As Stanley Ritchie writes in his book on interpretations of the Sei Solo: “There is no such thing as ‘unaccompanied’ Bach.” This statement, I imagine, refers not only to the fact that the violinist must have an intuitive command of multiple strings and arpeggios (the connections of which bleed richly into one another in St. Gerold’s acoustics), but also to the music’s own self-referentiality. The Grave that begins the Sonata No. 2 in A minor, for instance, is certainly a ghost of the Allemanda that began the preceding Partita, and sets up the Fuga as if it were a closing statement from a pulpit. But then the tenderness of the Andante weaves its threads like a shroud for a glorified body and prepares to receive the sacrament of the final Allegro. Played at an initially conservative tempo, it escalates—as the flesh is wont to do—in abandonment of a rhythmic ideal, shifting from one phase to the next as if each were born of its own tempo.
The Allemanda of the Partita No. 2 in D minor breaks the chain of its cousins and forms a more rounded and contemplative sonic sculpture. Jumping over to the Giga, we encounter another wonder of the arpeggio in its ability to converse with itself. All of which brings us to the mighty Ciaccona. Despite taking on a life of its own as a self-contained performance piece, it is best heard in context. Zehetmair’s bowing comes across with sentience, as if compelled to communicate by something far more powerful than words: namely, melody. So, too, must we read carefully the Adagio opening the Sonata No. 3 in C major that follows as a continuation of that restless fatigue, and the organ-like Fuga that follows it as the beginning of a revival taken to fullness of joy in the concluding Allegro assai. What the exuberant Preludio of the Partita No. 3 in E major lacks in duration it makes up for in Zehetmair’s purity of interpretation. His mixture of the royal and the rustic is uniquely his own, as is true also of the Gavotte. And because the two Menuets feel like such snapshots out of time, the final Bourrée and Gigue are surely recreations of the past.

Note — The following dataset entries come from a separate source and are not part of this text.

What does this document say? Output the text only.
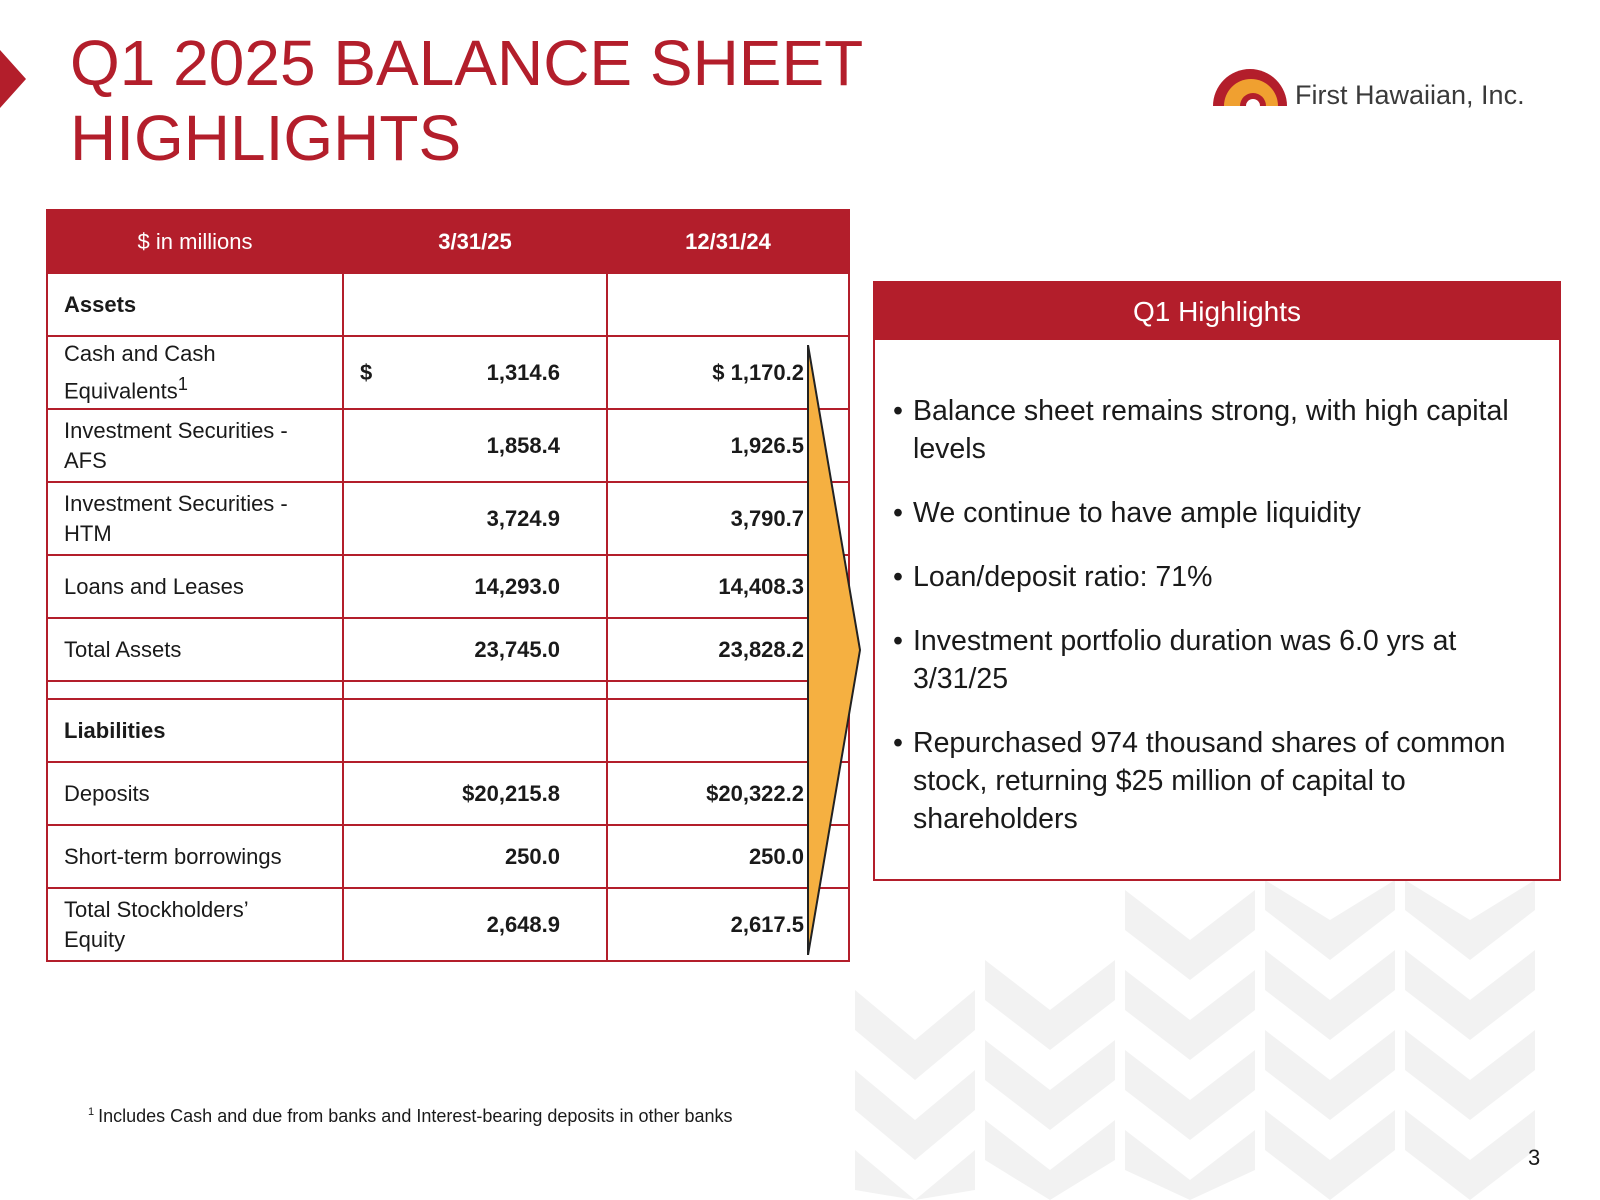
Q1 2025 BALANCE SHEET
HIGHLIGHTS
First Hawaiian, Inc.
$ in millions	3/31/25	12/31/24
Assets		

Cash and Cash
Equivalents$^1$	$ 1,314.6	$ 1,170.2

Investment Securities -
AFS	1,858.4	1,926.5

Investment Securities -
HTM	3,724.9	3,790.7
Loans and Leases	14,293.0	14,408.3
Total Assets	23,745.0	23,828.2

Liabilities		
Deposits	$20,215.8	$20,322.2
Short-term borrowings	250.0	250.0

Total Stockholders’
Equity	2,648.9	2,617.5
Q1 Highlights
• Balance sheet remains strong, with high capital levels
• We continue to have ample liquidity
• Loan/deposit ratio: 71%
• Investment portfolio duration was 6.0 yrs at 3/31/25
• Repurchased 974 thousand shares of common stock, returning $25 million of capital to shareholders
$^1$ Includes Cash and due from banks and Interest-bearing deposits in other banks
3
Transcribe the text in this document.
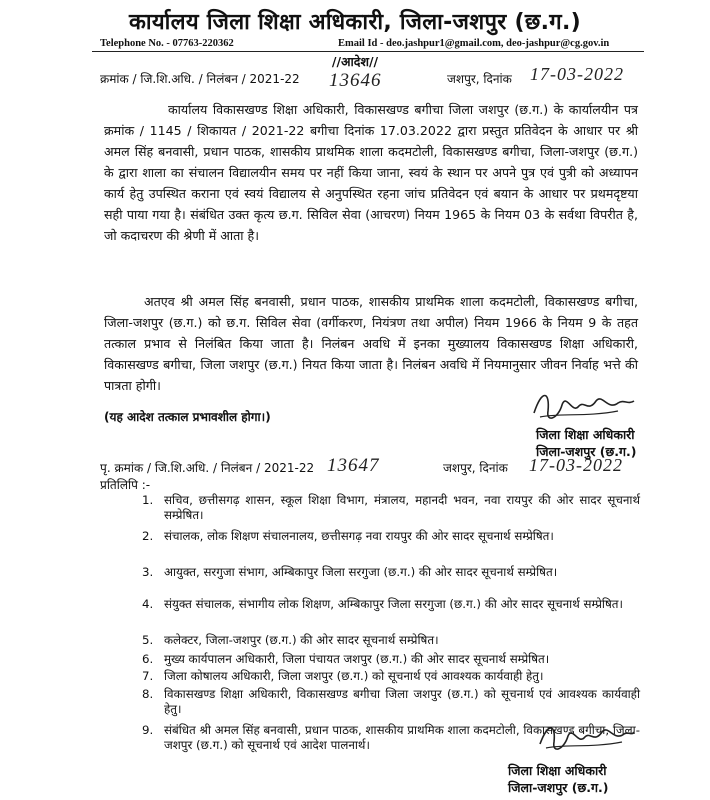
कार्यालय जिला शिक्षा अधिकारी, जिला-जशपुर (छ.ग.)
Telephone No. - 07763-220362	Email Id - deo.jashpur1@gmail.com, deo-jashpur@cg.gov.in
//आदेश//
क्रमांक / जि.शि.अधि. / निलंबन / 2021-22 13646	जशपुर, दिनांक 17-03-2022
कार्यालय विकासखण्ड शिक्षा अधिकारी, विकासखण्ड बगीचा जिला जशपुर (छ.ग.) के कार्यालयीन पत्र क्रमांक / 1145 / शिकायत / 2021-22 बगीचा दिनांक 17.03.2022 द्वारा प्रस्तुत प्रतिवेदन के आधार पर श्री अमल सिंह बनवासी, प्रधान पाठक, शासकीय प्राथमिक शाला कदमटोली, विकासखण्ड बगीचा, जिला-जशपुर (छ.ग.) के द्वारा शाला का संचालन विद्यालयीन समय पर नहीं किया जाना, स्वयं के स्थान पर अपने पुत्र एवं पुत्री को अध्यापन कार्य हेतु उपस्थित कराना एवं स्वयं विद्यालय से अनुपस्थित रहना जांच प्रतिवेदन एवं बयान के आधार पर प्रथमदृष्टया सही पाया गया है। संबंधित उक्त कृत्य छ.ग. सिविल सेवा (आचरण) नियम 1965 के नियम 03 के सर्वथा विपरीत है, जो कदाचरण की श्रेणी में आता है।
अतएव श्री अमल सिंह बनवासी, प्रधान पाठक, शासकीय प्राथमिक शाला कदमटोली, विकासखण्ड बगीचा, जिला-जशपुर (छ.ग.) को छ.ग. सिविल सेवा (वर्गीकरण, नियंत्रण तथा अपील) नियम 1966 के नियम 9 के तहत तत्काल प्रभाव से निलंबित किया जाता है। निलंबन अवधि में इनका मुख्यालय विकासखण्ड शिक्षा अधिकारी, विकासखण्ड बगीचा, जिला जशपुर (छ.ग.) नियत किया जाता है। निलंबन अवधि में नियमानुसार जीवन निर्वाह भत्ते की पात्रता होगी।
(यह आदेश तत्काल प्रभावशील होगा।)
जिला शिक्षा अधिकारी
जिला-जशपुर (छ.ग.)
पृ. क्रमांक / जि.शि.अधि. / निलंबन / 2021-22 13647	जशपुर, दिनांक 17-03-2022
प्रतिलिपि :-
1. सचिव, छत्तीसगढ़ शासन, स्कूल शिक्षा विभाग, मंत्रालय, महानदी भवन, नवा रायपुर की ओर सादर सूचनार्थ सम्प्रेषित।
2. संचालक, लोक शिक्षण संचालनालय, छत्तीसगढ़ नवा रायपुर की ओर सादर सूचनार्थ सम्प्रेषित।
3. आयुक्त, सरगुजा संभाग, अम्बिकापुर जिला सरगुजा (छ.ग.) की ओर सादर सूचनार्थ सम्प्रेषित।
4. संयुक्त संचालक, संभागीय लोक शिक्षण, अम्बिकापुर जिला सरगुजा (छ.ग.) की ओर सादर सूचनार्थ सम्प्रेषित।
5. कलेक्टर, जिला-जशपुर (छ.ग.) की ओर सादर सूचनार्थ सम्प्रेषित।
6. मुख्य कार्यपालन अधिकारी, जिला पंचायत जशपुर (छ.ग.) की ओर सादर सूचनार्थ सम्प्रेषित।
7. जिला कोषालय अधिकारी, जिला जशपुर (छ.ग.) को सूचनार्थ एवं आवश्यक कार्यवाही हेतु।
8. विकासखण्ड शिक्षा अधिकारी, विकासखण्ड बगीचा जिला जशपुर (छ.ग.) को सूचनार्थ एवं आवश्यक कार्यवाही हेतु।
9. संबंधित श्री अमल सिंह बनवासी, प्रधान पाठक, शासकीय प्राथमिक शाला कदमटोली, विकासखण्ड बगीचा, जिला-जशपुर (छ.ग.) को सूचनार्थ एवं आदेश पालनार्थ।
जिला शिक्षा अधिकारी
जिला-जशपुर (छ.ग.)
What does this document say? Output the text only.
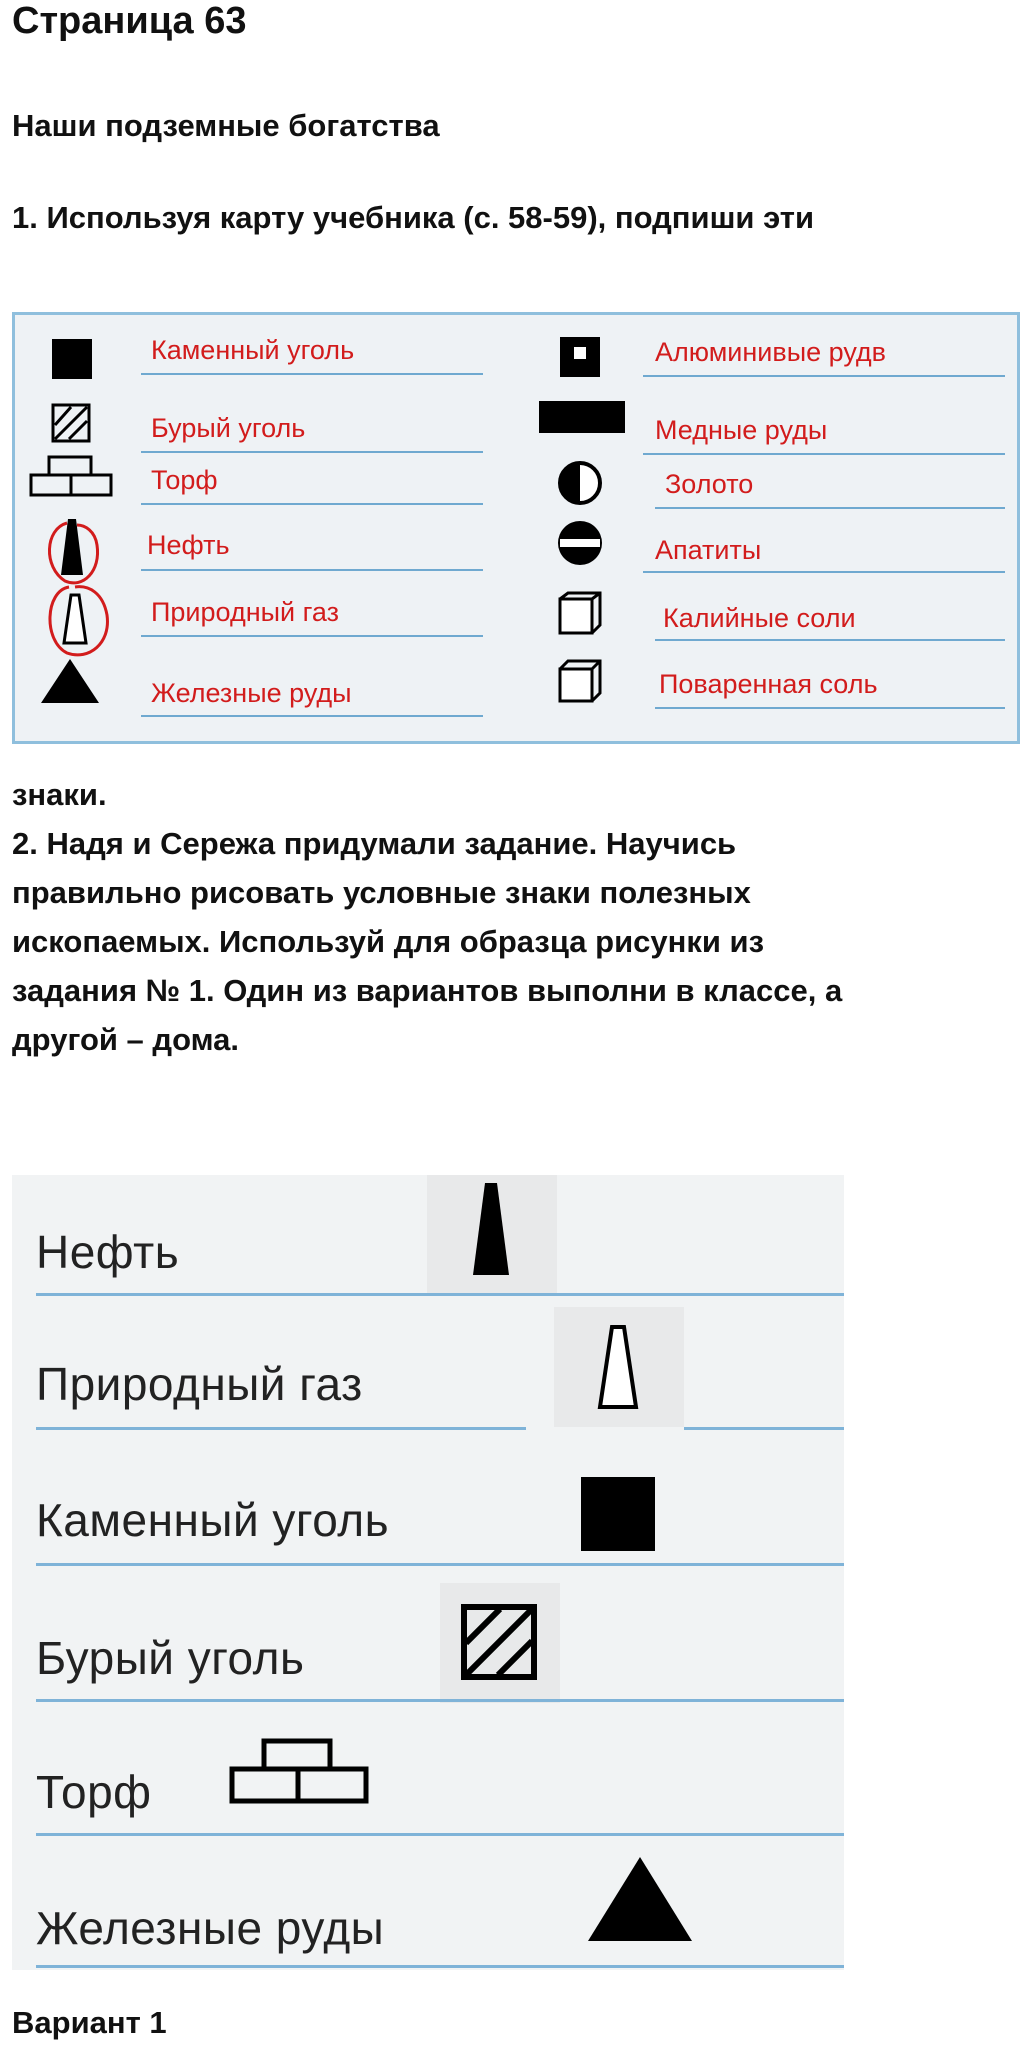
Страница 63
Наши подземные богатства
1. Используя карту учебника (с. 58-59), подпиши эти
Каменный уголь
Бурый уголь
Торф
Нефть
Природный газ
Железные руды
Алюминивые рудв
Медные руды
Золото
Апатиты
Калийные соли
Поваренная соль
знаки.
2. Надя и Сережа придумали задание. Научись
правильно рисовать условные знаки полезных
ископаемых. Используй для образца рисунки из
задания № 1. Один из вариантов выполни в классе, а
другой – дома.
Нефть
Природный газ
Каменный уголь
Бурый уголь
Торф
Железные руды
Вариант 1
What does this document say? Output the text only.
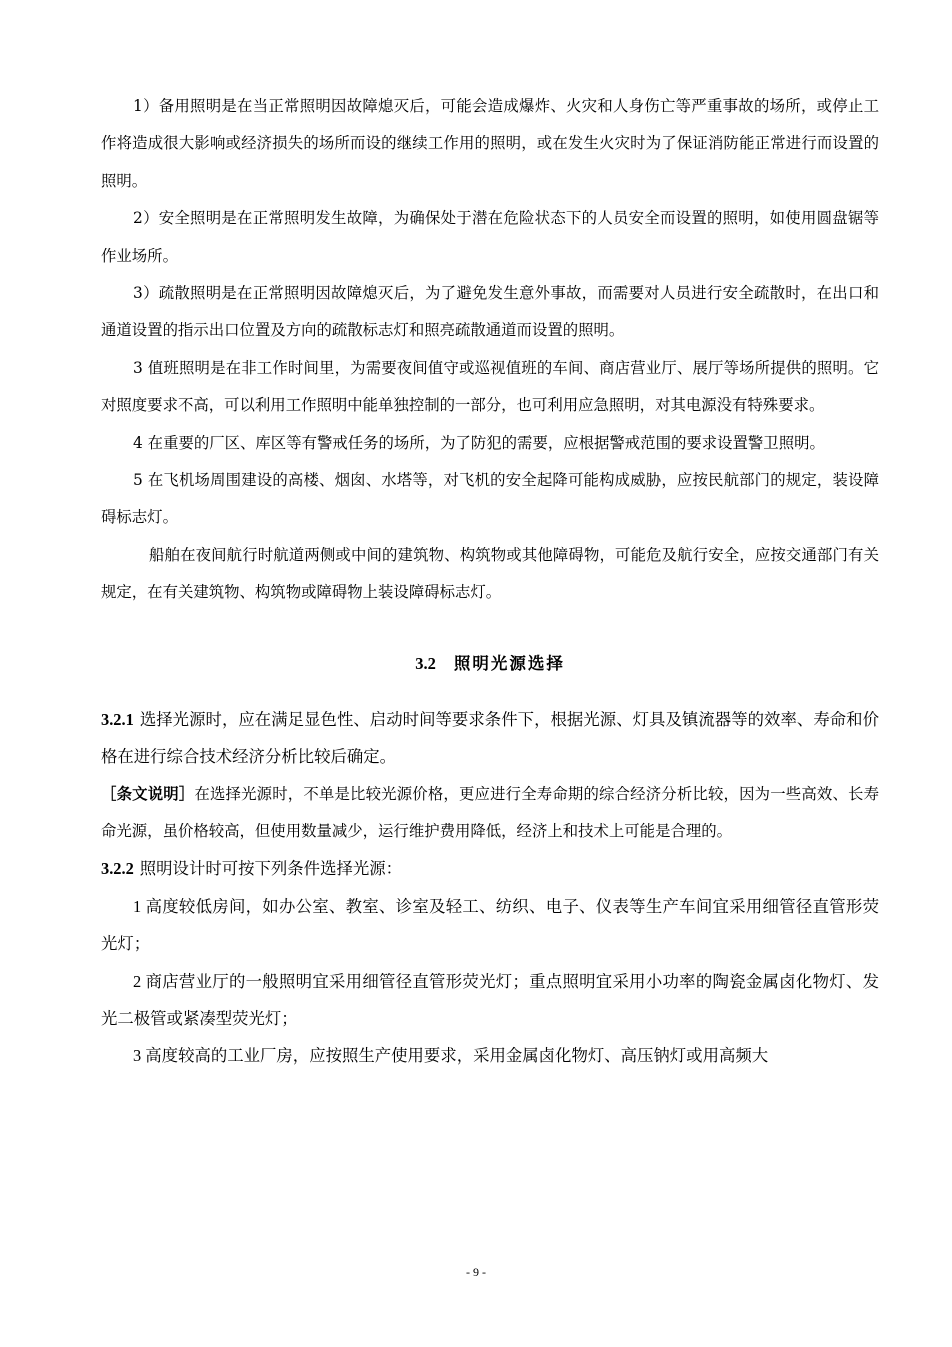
1）备用照明是在当正常照明因故障熄灭后，可能会造成爆炸、火灾和人身伤亡等严重事故的场所，或停止工作将造成很大影响或经济损失的场所而设的继续工作用的照明，或在发生火灾时为了保证消防能正常进行而设置的照明。

2）安全照明是在正常照明发生故障，为确保处于潜在危险状态下的人员安全而设置的照明，如使用圆盘锯等作业场所。

3）疏散照明是在正常照明因故障熄灭后，为了避免发生意外事故，而需要对人员进行安全疏散时，在出口和通道设置的指示出口位置及方向的疏散标志灯和照亮疏散通道而设置的照明。

3 值班照明是在非工作时间里，为需要夜间值守或巡视值班的车间、商店营业厅、展厅等场所提供的照明。它对照度要求不高，可以利用工作照明中能单独控制的一部分，也可利用应急照明，对其电源没有特殊要求。

4 在重要的厂区、库区等有警戒任务的场所，为了防犯的需要，应根据警戒范围的要求设置警卫照明。

5 在飞机场周围建设的高楼、烟囱、水塔等，对飞机的安全起降可能构成威胁，应按民航部门的规定，装设障碍标志灯。

船舶在夜间航行时航道两侧或中间的建筑物、构筑物或其他障碍物，可能危及航行安全，应按交通部门有关规定，在有关建筑物、构筑物或障碍物上装设障碍标志灯。

3.2 照明光源选择

3.2.1 选择光源时，应在满足显色性、启动时间等要求条件下，根据光源、灯具及镇流器等的效率、寿命和价格在进行综合技术经济分析比较后确定。

［条文说明］在选择光源时，不单是比较光源价格，更应进行全寿命期的综合经济分析比较，因为一些高效、长寿命光源，虽价格较高，但使用数量减少，运行维护费用降低，经济上和技术上可能是合理的。

3.2.2 照明设计时可按下列条件选择光源：

1 高度较低房间，如办公室、教室、诊室及轻工、纺织、电子、仪表等生产车间宜采用细管径直管形荧光灯；

2 商店营业厅的一般照明宜采用细管径直管形荧光灯；重点照明宜采用小功率的陶瓷金属卤化物灯、发光二极管或紧凑型荧光灯；

3 高度较高的工业厂房，应按照生产使用要求，采用金属卤化物灯、高压钠灯或用高频大

- 9 -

For me, at least, the bar has been set even higher by the one who placed it there to begin with. In so doing, Zehetmair has left us with a document unlike any other. The transformation he has undergone in a matter of decades—the same to which we are granted access over the span of two CDs—puts me in mind of Verses 1-7 from Psalm 102:
Hear my prayer, O LORD, and let my cry come unto thee. Hide not thy face from me in the day when I am in trouble; incline thine ear unto me: in the day when I call answer me speedily. For my days are consumed like smoke, and my bones are burned as an hearth. My heart is smitten, and withered like grass; so that I forget to eat my bread. By reason of the voice of my groaning my bones cleave to my skin. I am like a pelican of the wilderness: I am like an owl of the desert. I watch, and am as a sparrow alone upon the house top.
So, too, does the lone instrument gaze upon the world from its vantage point, waiting for grace to show itself. But one also knows that goodness is never far behind wherever evil treads, and that divine protection is ours for the taking because it is offered freely against enemies whose melodies reign dissonant and unsweet. Bach gives one such set of armor, and here it has been tempered to mirror shine.